Aujourd’hui c’était plage. Fébrile, enfin, je veux dire tout énervé, j’avais enfourné à la hâte maillot, serviette, masque, masque, tuba, et tout le toutim, dans un sac, avant de dévaler les escaliers, résolu comme un missionnaire qui part à la découverte de contrées inconnues dont il pourra évangéliser les primitives peuplades toujours pas rentrées dans l’histoire.
Je vous passe le pénible épisode du transit, je veux dire du trajet, pour vous mener directement sur les lieux.

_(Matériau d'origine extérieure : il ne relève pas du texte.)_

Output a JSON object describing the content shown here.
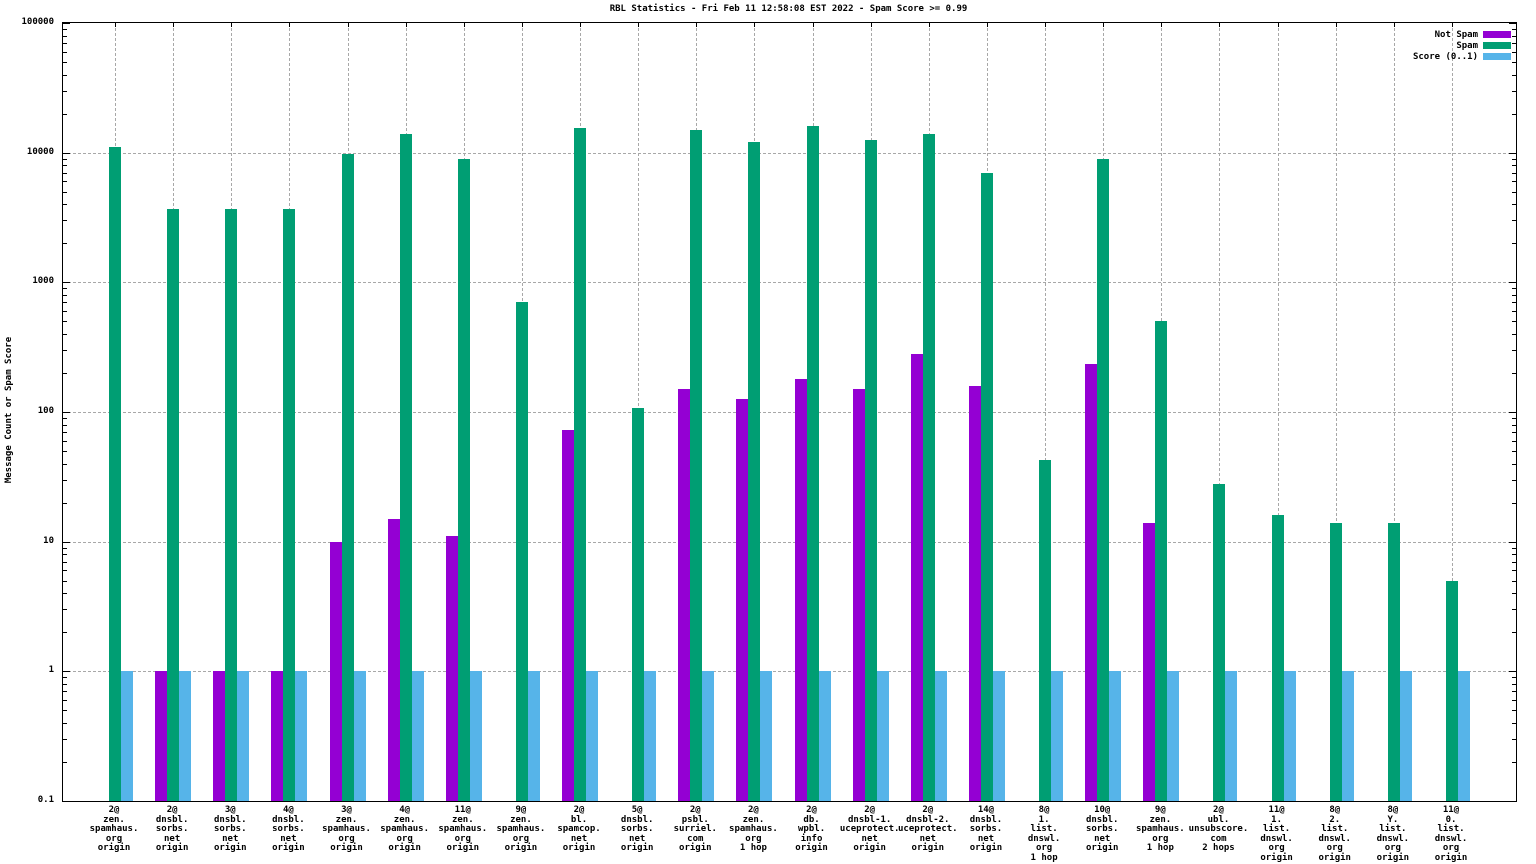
{
  "title": "RBL Statistics - Fri Feb 11 12:58:08 EST 2022 - Spam Score >= 0.99",
  "legend": [
    {
      "label": "Not Spam",
      "color": "#9400d3"
    },
    {
      "label": "Spam",
      "color": "#009e73"
    },
    {
      "label": "Score (0..1)",
      "color": "#56b4e9"
    }
  ],
  "chart_data": {
    "type": "bar",
    "title": "RBL Statistics - Fri Feb 11 12:58:08 EST 2022 - Spam Score >= 0.99",
    "xlabel": "",
    "ylabel": "Message Count or Spam Score",
    "y_scale": "log10",
    "ylim": [
      0.1,
      100000
    ],
    "y_ticks": [
      "100000",
      "10000",
      "1000",
      "100",
      "10",
      "1",
      "0.1"
    ],
    "grid": "dashed-gray-both-axes",
    "legend_position": "top-right-inside",
    "categories": [
      {
        "label": "2@ zen.spamhaus.org origin",
        "lines": [
          "2@",
          "zen.",
          "spamhaus.",
          "org",
          "origin"
        ]
      },
      {
        "label": "2@ dnsbl.sorbs.net origin",
        "lines": [
          "2@",
          "dnsbl.",
          "sorbs.",
          "net",
          "origin"
        ]
      },
      {
        "label": "3@ dnsbl.sorbs.net origin",
        "lines": [
          "3@",
          "dnsbl.",
          "sorbs.",
          "net",
          "origin"
        ]
      },
      {
        "label": "4@ dnsbl.sorbs.net origin",
        "lines": [
          "4@",
          "dnsbl.",
          "sorbs.",
          "net",
          "origin"
        ]
      },
      {
        "label": "3@ zen.spamhaus.org origin",
        "lines": [
          "3@",
          "zen.",
          "spamhaus.",
          "org",
          "origin"
        ]
      },
      {
        "label": "4@ zen.spamhaus.org origin",
        "lines": [
          "4@",
          "zen.",
          "spamhaus.",
          "org",
          "origin"
        ]
      },
      {
        "label": "11@ zen.spamhaus.org origin",
        "lines": [
          "11@",
          "zen.",
          "spamhaus.",
          "org",
          "origin"
        ]
      },
      {
        "label": "9@ zen.spamhaus.org origin",
        "lines": [
          "9@",
          "zen.",
          "spamhaus.",
          "org",
          "origin"
        ]
      },
      {
        "label": "2@ bl.spamcop.net origin",
        "lines": [
          "2@",
          "bl.",
          "spamcop.",
          "net",
          "origin"
        ]
      },
      {
        "label": "5@ dnsbl.sorbs.net origin",
        "lines": [
          "5@",
          "dnsbl.",
          "sorbs.",
          "net",
          "origin"
        ]
      },
      {
        "label": "2@ psbl.surriel.com origin",
        "lines": [
          "2@",
          "psbl.",
          "surriel.",
          "com",
          "origin"
        ]
      },
      {
        "label": "2@ zen.spamhaus.org 1 hop",
        "lines": [
          "2@",
          "zen.",
          "spamhaus.",
          "org",
          "1 hop"
        ]
      },
      {
        "label": "2@ db.wpbl.info origin",
        "lines": [
          "2@",
          "db.",
          "wpbl.",
          "info",
          "origin"
        ]
      },
      {
        "label": "2@ dnsbl-1.uceprotect.net origin",
        "lines": [
          "2@",
          "dnsbl-1.",
          "uceprotect.",
          "net",
          "origin"
        ]
      },
      {
        "label": "2@ dnsbl-2.uceprotect.net origin",
        "lines": [
          "2@",
          "dnsbl-2.",
          "uceprotect.",
          "net",
          "origin"
        ]
      },
      {
        "label": "14@ dnsbl.sorbs.net origin",
        "lines": [
          "14@",
          "dnsbl.",
          "sorbs.",
          "net",
          "origin"
        ]
      },
      {
        "label": "8@ 1.list.dnswl.org 1 hop",
        "lines": [
          "8@",
          "1.",
          "list.",
          "dnswl.",
          "org",
          "1 hop"
        ]
      },
      {
        "label": "10@ dnsbl.sorbs.net origin",
        "lines": [
          "10@",
          "dnsbl.",
          "sorbs.",
          "net",
          "origin"
        ]
      },
      {
        "label": "9@ zen.spamhaus.org 1 hop",
        "lines": [
          "9@",
          "zen.",
          "spamhaus.",
          "org",
          "1 hop"
        ]
      },
      {
        "label": "2@ ubl.unsubscore.com 2 hops",
        "lines": [
          "2@",
          "ubl.",
          "unsubscore.",
          "com",
          "2 hops"
        ]
      },
      {
        "label": "11@ 1.list.dnswl.org origin",
        "lines": [
          "11@",
          "1.",
          "list.",
          "dnswl.",
          "org",
          "origin"
        ]
      },
      {
        "label": "8@ 2.list.dnswl.org origin",
        "lines": [
          "8@",
          "2.",
          "list.",
          "dnswl.",
          "org",
          "origin"
        ]
      },
      {
        "label": "8@ Y.list.dnswl.org origin",
        "lines": [
          "8@",
          "Y.",
          "list.",
          "dnswl.",
          "org",
          "origin"
        ]
      },
      {
        "label": "11@ 0.list.dnswl.org origin",
        "lines": [
          "11@",
          "0.",
          "list.",
          "dnswl.",
          "org",
          "origin"
        ]
      }
    ],
    "series": [
      {
        "name": "Not Spam",
        "color": "#9400d3",
        "values": [
          null,
          1,
          1,
          1,
          10,
          15,
          11,
          null,
          72,
          null,
          150,
          125,
          180,
          150,
          280,
          160,
          null,
          235,
          14,
          null,
          null,
          null,
          null,
          null
        ]
      },
      {
        "name": "Spam",
        "color": "#009e73",
        "values": [
          11000,
          3700,
          3700,
          3700,
          9800,
          14000,
          8900,
          700,
          15500,
          108,
          15000,
          12000,
          16000,
          12500,
          14000,
          7000,
          43,
          8900,
          500,
          28,
          16,
          14,
          14,
          5
        ]
      },
      {
        "name": "Score (0..1)",
        "color": "#56b4e9",
        "values": [
          1,
          1,
          1,
          1,
          1,
          1,
          1,
          1,
          1,
          1,
          1,
          1,
          1,
          1,
          1,
          1,
          1,
          1,
          1,
          1,
          1,
          1,
          1,
          1
        ]
      }
    ]
  }
}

Pour commencer, je me suis rendu à la mairie de la balnéaire station, afin de faire viser ma pièce d’identité et d’obtenir en retour mon certificat d’accès à la plage accompagné d’une plaque portant mon numéro. Celle-ci m’expliqua le préposé devait impérativement être disposée, bien en vue, vous m’entendez ?, bien en vue sur la serviette. Ce numéro unique d’identification m’était attribué pour la saison, il m’était interdit de le céder ou le prêter à quiconque. Au terme de la période, il serait obligatoirement restitué sous peine d’une amende motivante fixée à 1000 €
Le nombre d’ouvertures ayant été limité par la clairvoyance préfectorale, la plage était très fréquentée.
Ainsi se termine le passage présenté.